Neben der Kirche blühte eine wuchtige Yucca gloriosa in Weiss, deren Heimat das südwestliche Nordamerika ist. In vielen Privatgärten des Thals habe ich diese Kerzen-Palmlilie mit dem fast 1 m hohen rispigen Blütenstand aus der Familie der Agavengewächse ebenfalls gesehen, was auf ein mildes Klima hindeutet.

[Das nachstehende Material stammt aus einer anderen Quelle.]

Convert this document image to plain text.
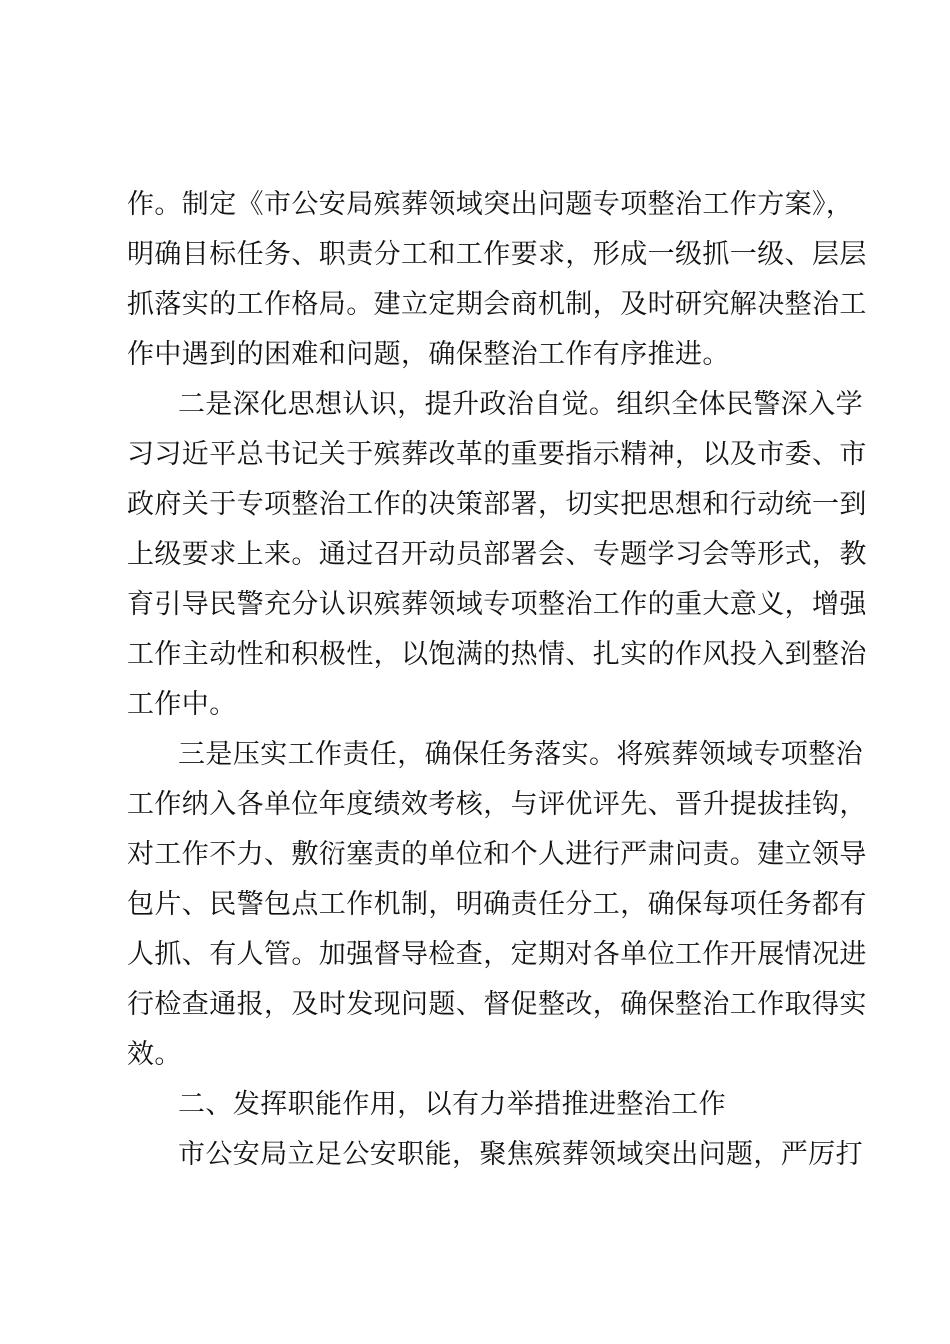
作。制定《市公安局殡葬领域突出问题专项整治工作方案》，
明确目标任务、职责分工和工作要求，形成一级抓一级、层层
抓落实的工作格局。建立定期会商机制，及时研究解决整治工
作中遇到的困难和问题，确保整治工作有序推进。
二是深化思想认识，提升政治自觉。组织全体民警深入学
习习近平总书记关于殡葬改革的重要指示精神，以及市委、市
政府关于专项整治工作的决策部署，切实把思想和行动统一到
上级要求上来。通过召开动员部署会、专题学习会等形式，教
育引导民警充分认识殡葬领域专项整治工作的重大意义，增强
工作主动性和积极性，以饱满的热情、扎实的作风投入到整治
工作中。
三是压实工作责任，确保任务落实。将殡葬领域专项整治
工作纳入各单位年度绩效考核，与评优评先、晋升提拔挂钩，
对工作不力、敷衍塞责的单位和个人进行严肃问责。建立领导
包片、民警包点工作机制，明确责任分工，确保每项任务都有
人抓、有人管。加强督导检查，定期对各单位工作开展情况进
行检查通报，及时发现问题、督促整改，确保整治工作取得实
效。
二、发挥职能作用，以有力举措推进整治工作
市公安局立足公安职能，聚焦殡葬领域突出问题，严厉打
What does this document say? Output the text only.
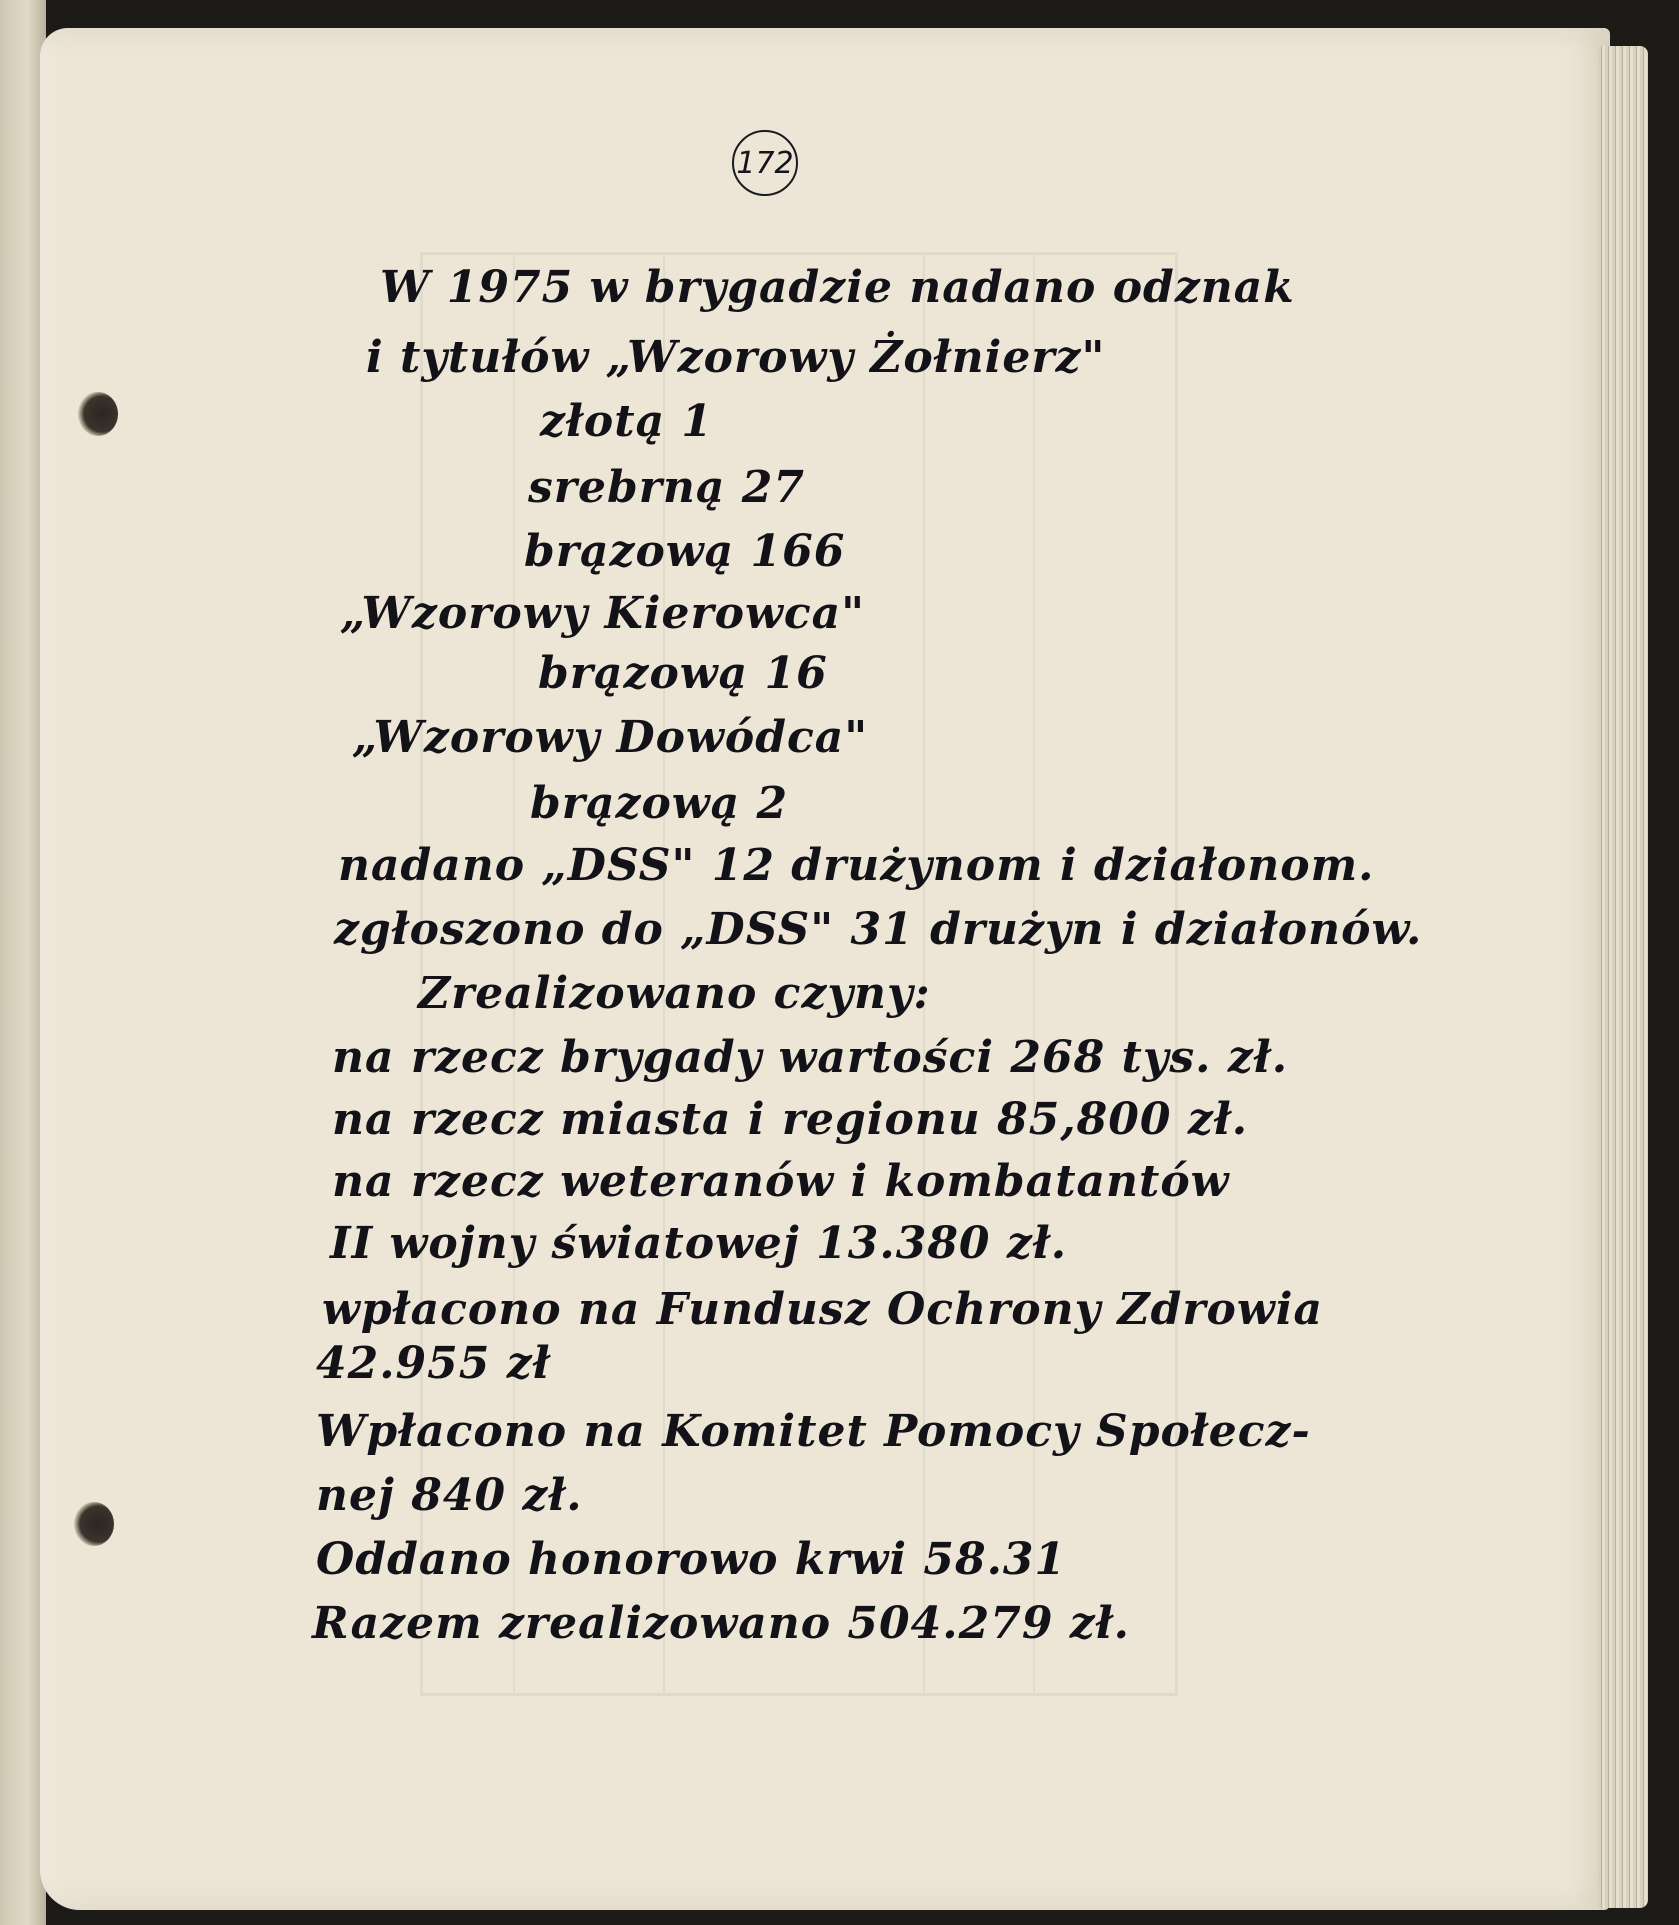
172
W 1975 w brygadzie nadano odznak
i tytułów „Wzorowy Żołnierz"
złotą 1
srebrną 27
brązową 166
„Wzorowy Kierowca"
brązową 16
„Wzorowy Dowódca"
brązową 2
nadano „DSS" 12 drużynom i działonom.
zgłoszono do „DSS" 31 drużyn i działonów.
Zrealizowano czyny:
na rzecz brygady wartości 268 tys. zł.
na rzecz miasta i regionu 85,800 zł.
na rzecz weteranów i kombatantów
II wojny światowej 13.380 zł.
wpłacono na Fundusz Ochrony Zdrowia
42.955 zł
Wpłacono na Komitet Pomocy Społecz-
nej 840 zł.
Oddano honorowo krwi 58.31
Razem zrealizowano 504.279 zł.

Über Balsthal und die Klus, ein Jura-Quertal, unterhalb der Burg Alt-Falkenstein („Kluser Schloss“) auf dem schroffen Felsen, heute ein Heimatmuseum, reiste ich ins Mittelland zurück. Das Zentrum eines Verkehrskreisels dient in Balsthal der Werbung für den Naturpark Thal in einem versteckten Stück Schweiz, in einem Tal namens Thal, das zu Höherem strebt und für das ich mir ein nächstes Mal viel Zeit einräumen will, ohne ständig auf meine Armbanduhr mit Ankerwerk zu schauen. Das Thal hat sich von der Zeitmessung in der letzten Zeit weitgehend verabschiedet – und damit offensichtlich auch von der Eile.